Turning back, Louise took a more careful look at Eve. She saw a lean body, a tough face, and tired eyes. "You're investigating a murder?"
"Murders. Two." Watching Louise, she held out the paper flowers. "Yours?"
"Yes. So…" She trailed off and concern washed over her face. "Oh, not Snooks! Who would kill Snooks? He couldn't have been more harmless."
"He was your patient?"
"He wasn't anyone's patient, really." She moved over to an ancient AutoChef and programmed coffee. "We take a medi-van out once a week, do on-site treatments." The machine made a hissing sound, and swearing, Louise yanked the door open. Inside was a puddle of what appeared to be some offensive body fluid. "Out of cups again," she muttered and left the door swinging open as she turned back. "They keep cutting our budget."
"Tell me about it," Eve said dryly.
With a half laugh, Louise ran her hands up over her face and into her hair. "I used to see Snooks around when it was my rotation on the medi-van. I bribed him into a street exam one night about a month ago. It cost me ten credits to find out he'd be dead of cancer in about six months without treatment. I tried to explain it all to him, but he just didn't care. He gave me the flowers and told me I was a nice girl."
She let out a long sigh. "I don't think anything was wrong with his mind – though I couldn't bribe him into a psych. He just didn't give a damn."
"You have the records of the exam."
"I can dig them up, but what's the point? If he was murdered, cancer didn't get him."
"I'd like them for my files," Eve said. "And any records you have on Erin Spindler. She got her health checks here."
"Spindler?" Louise shook her head. "I don't know if she was one of mine. But if you want patient records, Lieutenant, you're going to have to give me more data. How did they die?"
"During surgery, so to speak," Eve said, and told her.
After the first shock leaped into Louise's eyes, they went cool and flat. She waited, considered, then shook her head. "I don't know about Spindler, but I can tell you that there was nothing in Snooks worth harvesting, not even for black market use."
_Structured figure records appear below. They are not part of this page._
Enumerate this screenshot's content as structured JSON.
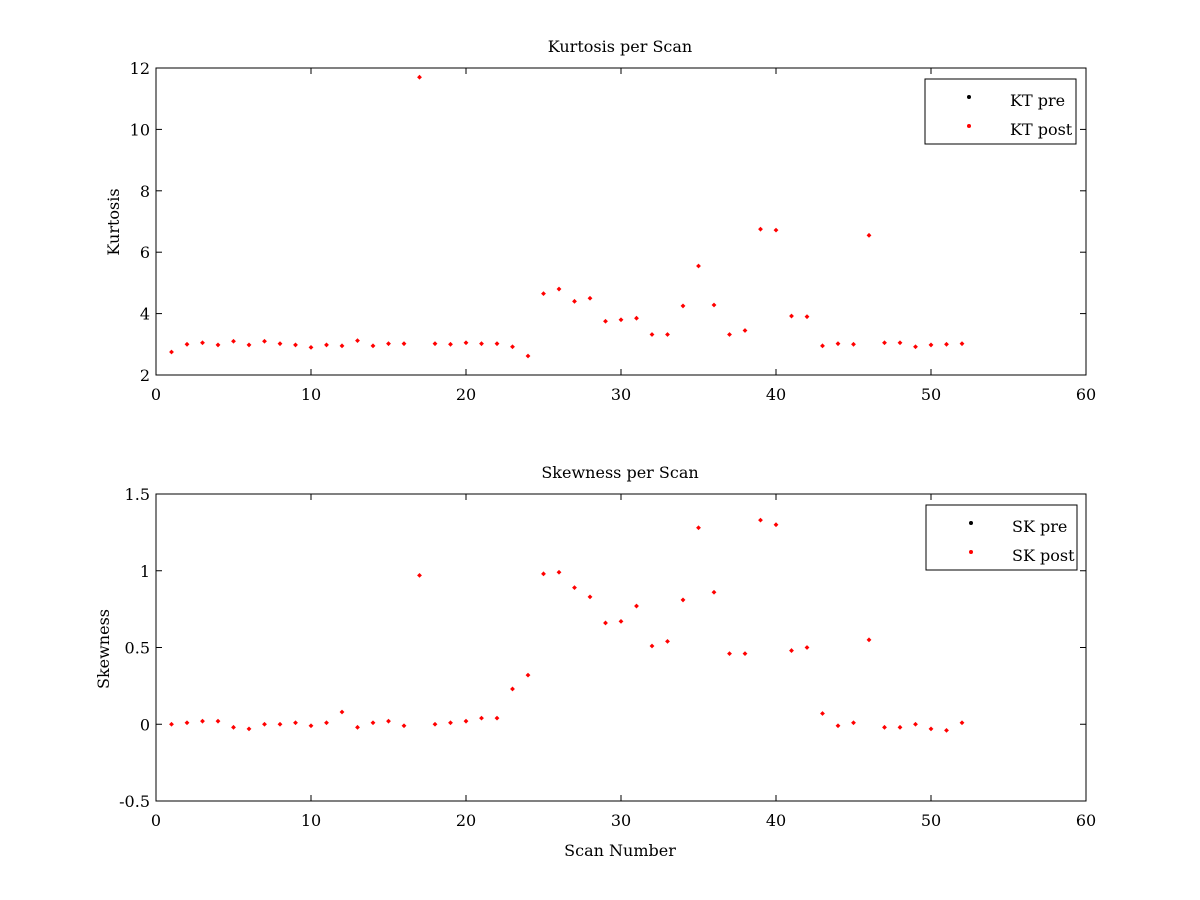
{
  "colors": {
    "background": "#ffffff",
    "axes": "#000000",
    "pre": "#000000",
    "post": "#ff0000"
  },
  "chart_data": [
    {
      "type": "scatter",
      "title": "Kurtosis per Scan",
      "xlabel": "",
      "ylabel": "Kurtosis",
      "xlim": [
        0,
        60
      ],
      "ylim": [
        2,
        12
      ],
      "xticks": [
        0,
        10,
        20,
        30,
        40,
        50,
        60
      ],
      "yticks": [
        2,
        4,
        6,
        8,
        10,
        12
      ],
      "grid": false,
      "legend_position": "top-right",
      "series": [
        {
          "name": "KT pre",
          "marker": "dot",
          "x": [],
          "y": []
        },
        {
          "name": "KT post",
          "marker": "dot",
          "x": [
            1,
            2,
            3,
            4,
            5,
            6,
            7,
            8,
            9,
            10,
            11,
            12,
            13,
            14,
            15,
            16,
            17,
            18,
            19,
            20,
            21,
            22,
            23,
            24,
            25,
            26,
            27,
            28,
            29,
            30,
            31,
            32,
            33,
            34,
            35,
            36,
            37,
            38,
            39,
            40,
            41,
            42,
            43,
            44,
            45,
            46,
            47,
            48,
            49,
            50,
            51,
            52
          ],
          "y": [
            2.75,
            3.0,
            3.05,
            2.98,
            3.1,
            2.98,
            3.1,
            3.02,
            2.98,
            2.9,
            2.98,
            2.95,
            3.12,
            2.95,
            3.02,
            3.02,
            11.7,
            3.02,
            3.0,
            3.05,
            3.02,
            3.02,
            2.92,
            2.62,
            4.65,
            4.8,
            4.4,
            4.5,
            3.75,
            3.8,
            3.85,
            3.32,
            3.32,
            4.25,
            5.55,
            4.28,
            3.32,
            3.45,
            6.75,
            6.72,
            3.92,
            3.9,
            2.95,
            3.02,
            3.0,
            6.55,
            3.05,
            3.05,
            2.92,
            2.98,
            3.0,
            3.02
          ]
        }
      ]
    },
    {
      "type": "scatter",
      "title": "Skewness per Scan",
      "xlabel": "Scan Number",
      "ylabel": "Skewness",
      "xlim": [
        0,
        60
      ],
      "ylim": [
        -0.5,
        1.5
      ],
      "xticks": [
        0,
        10,
        20,
        30,
        40,
        50,
        60
      ],
      "yticks": [
        -0.5,
        0,
        0.5,
        1,
        1.5
      ],
      "grid": false,
      "legend_position": "top-right",
      "series": [
        {
          "name": "SK pre",
          "marker": "dot",
          "x": [],
          "y": []
        },
        {
          "name": "SK post",
          "marker": "dot",
          "x": [
            1,
            2,
            3,
            4,
            5,
            6,
            7,
            8,
            9,
            10,
            11,
            12,
            13,
            14,
            15,
            16,
            17,
            18,
            19,
            20,
            21,
            22,
            23,
            24,
            25,
            26,
            27,
            28,
            29,
            30,
            31,
            32,
            33,
            34,
            35,
            36,
            37,
            38,
            39,
            40,
            41,
            42,
            43,
            44,
            45,
            46,
            47,
            48,
            49,
            50,
            51,
            52
          ],
          "y": [
            0.0,
            0.01,
            0.02,
            0.02,
            -0.02,
            -0.03,
            0.0,
            0.0,
            0.01,
            -0.01,
            0.01,
            0.08,
            -0.02,
            0.01,
            0.02,
            -0.01,
            0.97,
            0.0,
            0.01,
            0.02,
            0.04,
            0.04,
            0.23,
            0.32,
            0.98,
            0.99,
            0.89,
            0.83,
            0.66,
            0.67,
            0.77,
            0.51,
            0.54,
            0.81,
            1.28,
            0.86,
            0.46,
            0.46,
            1.33,
            1.3,
            0.48,
            0.5,
            0.07,
            -0.01,
            0.01,
            0.55,
            -0.02,
            -0.02,
            0.0,
            -0.03,
            -0.04,
            0.01
          ]
        }
      ]
    }
  ]
}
"Somebody took his heart, and they did a superior job of it. Who's your top surgical consult?"
"We don't have outside consults," Louise said wearily. "I'm it. So if you want to take me in for interview or to charge me, you'll just have to wait until I finish with my patients."
Eve nearly smiled. "I'm not charging you, Doctor, at this time. Unless you'd like to confess. To this." From her bag, Eve took two stills, one of each victim, offered them.
Lips pursed, Louise studied them, breathed out slow. "Someone has magic hands," she murmured. "I'm good, but I'm not even close to this level of skill. To manage this in a sleeper's crib, for God's sake. Under those conditions." She shook her head, handed the stills back. "I can hate what those hands did, Lieutenant, but I admire their ability."